De accountant toetst jaarlijks van de gemeenterekening of deze een getrouw beeld geeft van de gemeentelijke financiën en of de (financiële) beheershandelingen die eraan ten grondslag liggen rechtmatig zijn verlopen. Artikel 11 draagt het college op maatregelen te treffen opdat gedurende het jaar of vooraf aan de accountantscontrole de gemeente zelf nagaat of de cijfers in de administraties een getrouw beeld geven en of de financiële beheershandelingen die aan de baten en lasten en de balansmutaties ten grondslag liggen rechtmatig (zijn) verlopen.
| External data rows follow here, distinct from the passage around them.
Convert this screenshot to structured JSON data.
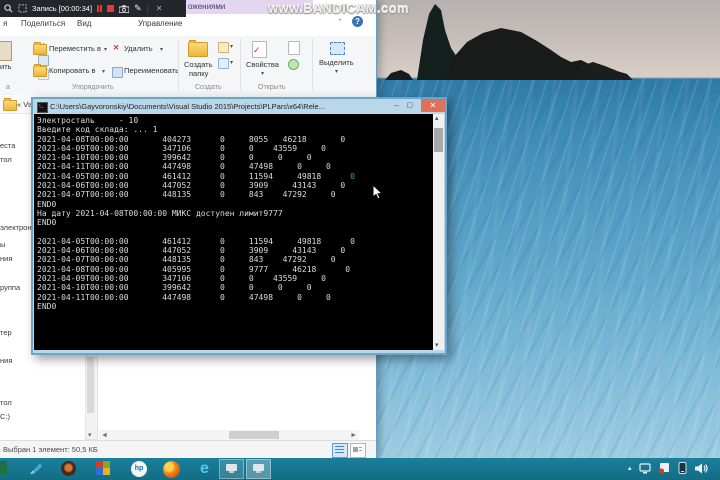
{
  "colors": {
    "taskbar_teal": "#15748e",
    "console_green_zero": "#3fae49",
    "console_close_button": "#e0705a",
    "contextual_tab_lavender": "#e4d5f0",
    "help_icon_blue": "#3674b5",
    "bandicam_red": "#e23b32"
  },
  "icons": {
    "dropdown": "▾",
    "close": "✕",
    "pencil": "✎",
    "scissors": "✂",
    "help": "?",
    "collapse": "⌃",
    "up": "▴",
    "down": "▾",
    "left": "◄",
    "right": "►",
    "tray_caret": "▴",
    "back": "«"
  },
  "bandicam_bar": {
    "record_label": "Запись [00:00:34]"
  },
  "watermark": {
    "text": "www.BANDICAM.com"
  },
  "explorer": {
    "contextual_header_fragment": "ожениями",
    "tabs": [
      {
        "label": "я"
      },
      {
        "label": "Поделиться"
      },
      {
        "label": "Вид"
      },
      {
        "label": "Управление"
      }
    ],
    "ribbon": {
      "paste_fragment": "ить",
      "clipboard_group_fragment": "а",
      "move_to": "Переместить в",
      "copy_to": "Копировать в",
      "delete": "Удалить",
      "rename": "Переименовать",
      "new_folder_line1": "Создать",
      "new_folder_line2": "папку",
      "properties": "Свойства",
      "select": "Выделить",
      "group_organize": "Упорядочить",
      "group_create": "Создать",
      "group_open": "Открыть"
    },
    "address_fragment": "« Vis",
    "nav_fragments": [
      {
        "text": "еста"
      },
      {
        "text": "тол"
      },
      {
        "text": "электрон"
      },
      {
        "text": "ы"
      },
      {
        "text": "ния"
      },
      {
        "text": "руппа"
      },
      {
        "text": "тер"
      },
      {
        "text": "ния"
      },
      {
        "text": "тол"
      },
      {
        "text": "C:)"
      }
    ],
    "status_text": "Выбран 1 элемент: 50,5 КБ"
  },
  "console": {
    "title": "C:\\Users\\Gayvoronskiy\\Documents\\Visual Studio 2015\\Projects\\PLPars\\x64\\Rele...",
    "green_line_index": 6,
    "lines": [
      "Электросталь     - 10",
      "Введите код склада: ... 1",
      "2021-04-08T00:00:00       404273      0     8055   46218       0",
      "2021-04-09T00:00:00       347106      0     0    43559     0",
      "2021-04-10T00:00:00       399642      0     0     0     0",
      "2021-04-11T00:00:00       447498      0     47498     0     0",
      "2021-04-05T00:00:00       461412      0     11594     49818      0",
      "2021-04-06T00:00:00       447052      0     3909     43143     0",
      "2021-04-07T00:00:00       448135      0     843    47292     0",
      "END0",
      "На дату 2021-04-08T00:00:00 МИКС доступен лимит9777",
      "END0",
      "",
      "2021-04-05T00:00:00       461412      0     11594     49818      0",
      "2021-04-06T00:00:00       447052      0     3909     43143     0",
      "2021-04-07T00:00:00       448135      0     843    47292     0",
      "2021-04-08T00:00:00       405995      0     9777     46218      0",
      "2021-04-09T00:00:00       347106      0     0    43559     0",
      "2021-04-10T00:00:00       399642      0     0     0     0",
      "2021-04-11T00:00:00       447498      0     47498     0     0",
      "END0"
    ]
  },
  "taskbar": {
    "hp_label": "hp",
    "ie_label": "e"
  }
}
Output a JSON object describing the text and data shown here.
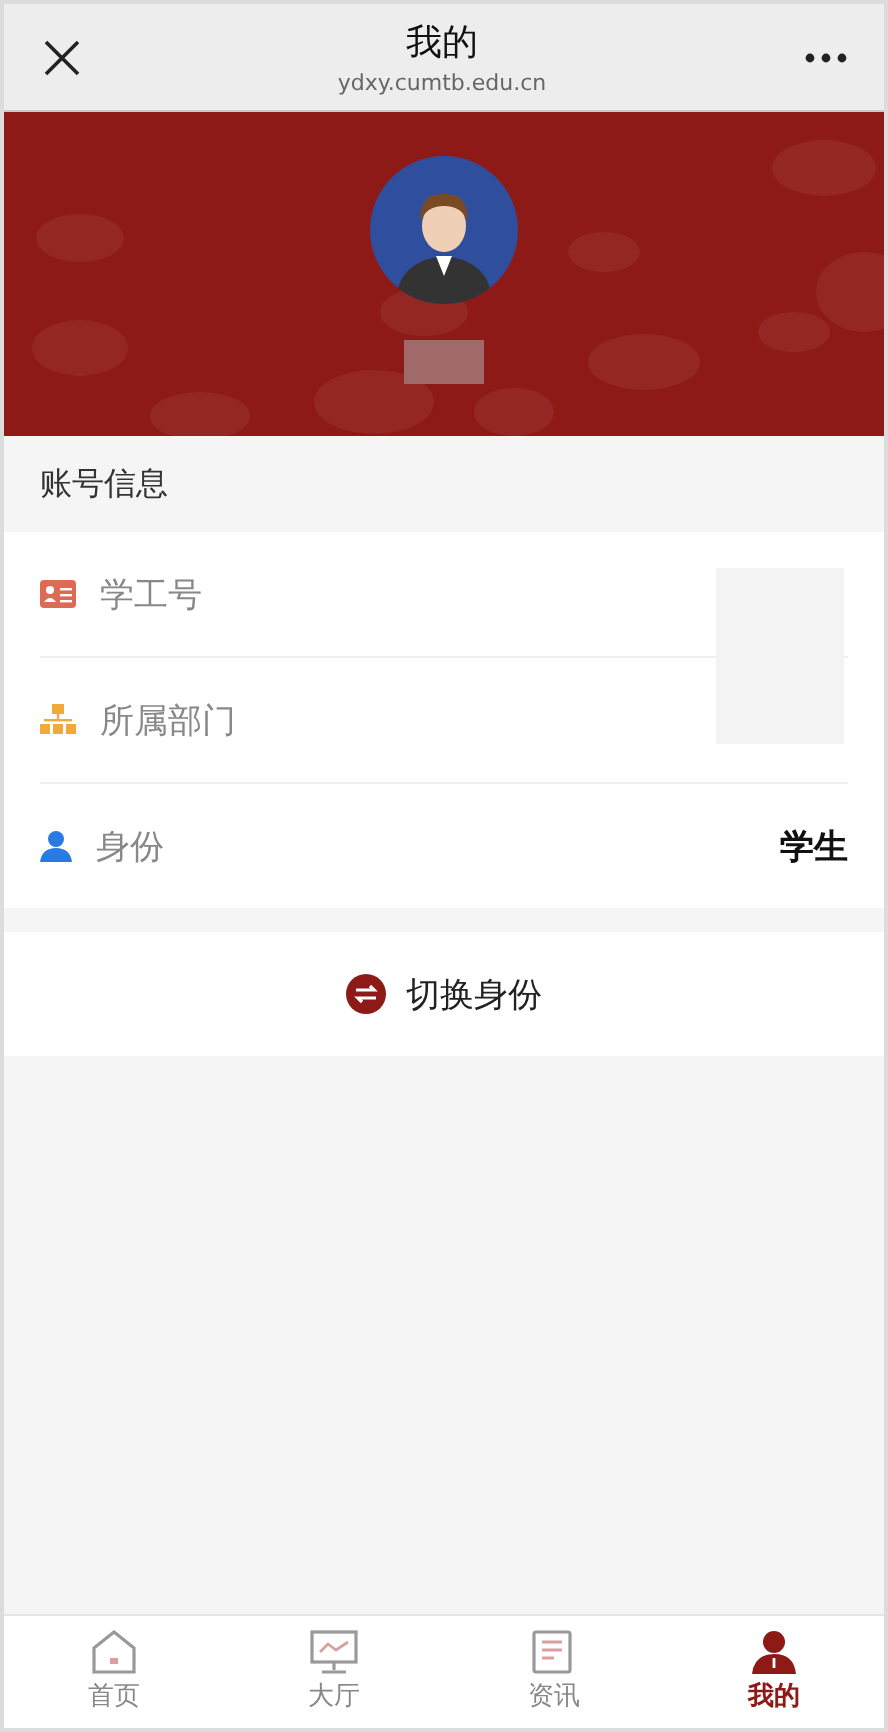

Artikel 12. Misbruik en oneigenlijk gebruik

Artikel 12 bepaalt dat het college in gemeentelijke regelingen en werkprocedures voldoende maatregelen treft of laat treffen om misbruik en oneigenlijk gebruik van gemeentelijke regelingen en eigendommen te beperken. Het gaat hierbij om bijvoorbeeld het treffen van voldoende verificatiemaatregelen vooraf van de antecedenten van een aanvrager van een gemeentelijke subsidie, zodat de gemeente subsidies wel daadwerkelijk verstrekt aan rechthebbenden. Het treffen van afdoende beleid op het gebied van misbruik en oneigenlijk gebruik maakt deel uit van het rechtmatigheidoordeel van de accountant.

Artikel 13. Financiële organisatie

Artikel 13 geeft de uitgangspunten voor de financiële organisatie. Volgens het eerste lid letter a van artikel 160 van de Gemeentewet is het college bevoegd regels vast te stellen over de ambtelijke organisatie van de gemeente. Het college wordt onder lid 1, letter a, b, c en d van het artikel uit de verordening opgedragen bepaalde van deze regels die de financiële organisatie betreffen, vast te leggen in besluiten.

De regels bedoeld onder de letters a en b heeft het college inmiddels gezamenlijk vastgelegd in de Organisatieverordening Bloemendaal. De regels voor de organisatie van de financieringsfunctie zijn in het Treasurystatuut gemeente Bloemendaal 2011 vastgelegd.

De leden 2 en 3 geven regels voor resp. inkoop en aanbesteding alsmede subsidieverstrekking en steunverlening.

Artikel 14. Inwerkingtreding De verordening treedt in de plaats van de vorige op grond van artikel 212 Gemeentewet ingestelde verordening. Het artikel bepaalt dat de verordening van toepassing is op alle stukken van het betreffende begrotingsjaar. De jaarstukken van het vorig begrotingsjaar moeten nog voldoen aan de bepalingen uit de oude verordening.

Artikel 15. Citeertitel Artikel 15 geeft de naam, waarmee in de gemeentelijke stukken naar deze verordening moet worden verwezen.